Oral Antibiotics in Acne Treatment - Skin Care

Patients are often surprised that the antibiotics that we use are really not used as antibiotics--acne is not an infection. You can't pass on acne from one person to another. So yes, the antibiotics that we use may indeed suppress and they do reduce the bacteria called P. Acnes. It doesn't seem to be the main part of how they work. The antibiotics that we use are also anti-inflammatories.


They reduce the ability of white cells to get into the skin. They reduce the inflammatory part of acne.  It's important to know that they work in two ways: The anti-inflammatory and maybe some of it is anti-bacterial. They act slowly. The response to these is not as if you had a sore throat from strep, and you take an antibiotic for a week, you kill off the bacteria and that's it. In acne, they work very slowly--you expect maybe a 50% improvement in the number of inflammatory spots that you have: less pimples and pustules--maybe 50% over 12 weeks which is very slow.
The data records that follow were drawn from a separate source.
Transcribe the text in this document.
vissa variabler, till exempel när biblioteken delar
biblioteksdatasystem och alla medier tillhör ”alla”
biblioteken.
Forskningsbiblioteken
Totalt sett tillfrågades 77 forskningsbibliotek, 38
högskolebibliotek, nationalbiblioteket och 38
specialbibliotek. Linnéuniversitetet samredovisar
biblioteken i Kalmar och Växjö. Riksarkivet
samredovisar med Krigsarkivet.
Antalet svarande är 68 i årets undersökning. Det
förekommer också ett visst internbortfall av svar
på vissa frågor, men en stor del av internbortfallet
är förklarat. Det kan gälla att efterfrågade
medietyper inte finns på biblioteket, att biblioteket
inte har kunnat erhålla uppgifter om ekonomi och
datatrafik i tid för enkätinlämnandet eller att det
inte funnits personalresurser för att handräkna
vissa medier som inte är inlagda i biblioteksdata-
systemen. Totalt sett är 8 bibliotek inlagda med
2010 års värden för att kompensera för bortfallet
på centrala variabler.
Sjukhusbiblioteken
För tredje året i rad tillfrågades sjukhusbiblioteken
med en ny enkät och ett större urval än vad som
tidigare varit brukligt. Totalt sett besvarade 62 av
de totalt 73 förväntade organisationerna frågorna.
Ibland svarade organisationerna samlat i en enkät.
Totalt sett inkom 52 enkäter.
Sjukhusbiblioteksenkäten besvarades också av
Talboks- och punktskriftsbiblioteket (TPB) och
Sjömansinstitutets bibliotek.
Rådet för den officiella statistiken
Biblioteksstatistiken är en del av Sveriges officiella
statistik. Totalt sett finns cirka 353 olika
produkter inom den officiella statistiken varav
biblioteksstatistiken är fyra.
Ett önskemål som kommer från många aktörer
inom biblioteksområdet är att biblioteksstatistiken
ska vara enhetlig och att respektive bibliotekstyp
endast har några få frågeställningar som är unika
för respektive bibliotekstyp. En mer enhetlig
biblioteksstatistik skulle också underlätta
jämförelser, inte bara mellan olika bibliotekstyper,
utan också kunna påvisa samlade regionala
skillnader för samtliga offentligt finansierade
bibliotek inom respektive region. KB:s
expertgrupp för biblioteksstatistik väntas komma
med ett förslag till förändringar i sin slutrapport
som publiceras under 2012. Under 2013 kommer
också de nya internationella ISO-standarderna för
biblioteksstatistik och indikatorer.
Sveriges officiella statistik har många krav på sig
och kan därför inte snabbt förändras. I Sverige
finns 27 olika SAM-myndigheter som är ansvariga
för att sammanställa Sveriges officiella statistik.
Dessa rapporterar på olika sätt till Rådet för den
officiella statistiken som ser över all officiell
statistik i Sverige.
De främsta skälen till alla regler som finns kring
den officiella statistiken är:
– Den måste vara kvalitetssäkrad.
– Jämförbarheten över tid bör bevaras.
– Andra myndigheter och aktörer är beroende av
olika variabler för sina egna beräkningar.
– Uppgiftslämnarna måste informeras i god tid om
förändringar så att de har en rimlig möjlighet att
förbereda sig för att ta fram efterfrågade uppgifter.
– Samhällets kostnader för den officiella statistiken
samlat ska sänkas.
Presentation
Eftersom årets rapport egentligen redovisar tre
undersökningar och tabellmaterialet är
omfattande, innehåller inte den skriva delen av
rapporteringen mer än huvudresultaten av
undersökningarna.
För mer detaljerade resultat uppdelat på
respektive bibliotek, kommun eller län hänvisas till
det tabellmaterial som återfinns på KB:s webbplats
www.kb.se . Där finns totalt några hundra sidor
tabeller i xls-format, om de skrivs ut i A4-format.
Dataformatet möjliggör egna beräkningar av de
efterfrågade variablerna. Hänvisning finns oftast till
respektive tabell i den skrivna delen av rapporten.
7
The philosophy, I think has changed from 20 years ago. Individuals were put on antibiotics such as tetracycline for a very long time.

We are now living in a world of antibiotic resistance, and there is an awareness that maybe it's not such a smart thing to use these antibiotics for a very long time. There is a concern about antibiotic resistance not just to bacteria in the skin but bacteria in the gut and transferring resistance to other organisms. I think the approach of many including myself, is to use the oral antibiotics for as short a time as possible to try and reduce the amount of inflammation, get improvement in the acne as quickly as you can. It help complicance--even if it responds quickly, it's a long time. We use antibiotics for 2 or 3 months, and then hope that topical medications that we have can keep the acne down after the initial dose of oral antibiotics. That's been an evolution in the way that we think about these antibiotics. It does appear that if you add a topical benzoyl peroxide wash on to the skin when you're on an oral antibiotic, it may reduce the selection of resistant organisms.

Whenever you use an antibiotic or any drug for a long time, you always have to balance the advantages to the side-effects. Various antibiotics have different types of side-effects, different things that we have to consdier when prescribing them, and it's our responsibility to keep the patient safe. Antibiotics are useful, yes. If there were better treatments, we'd use them.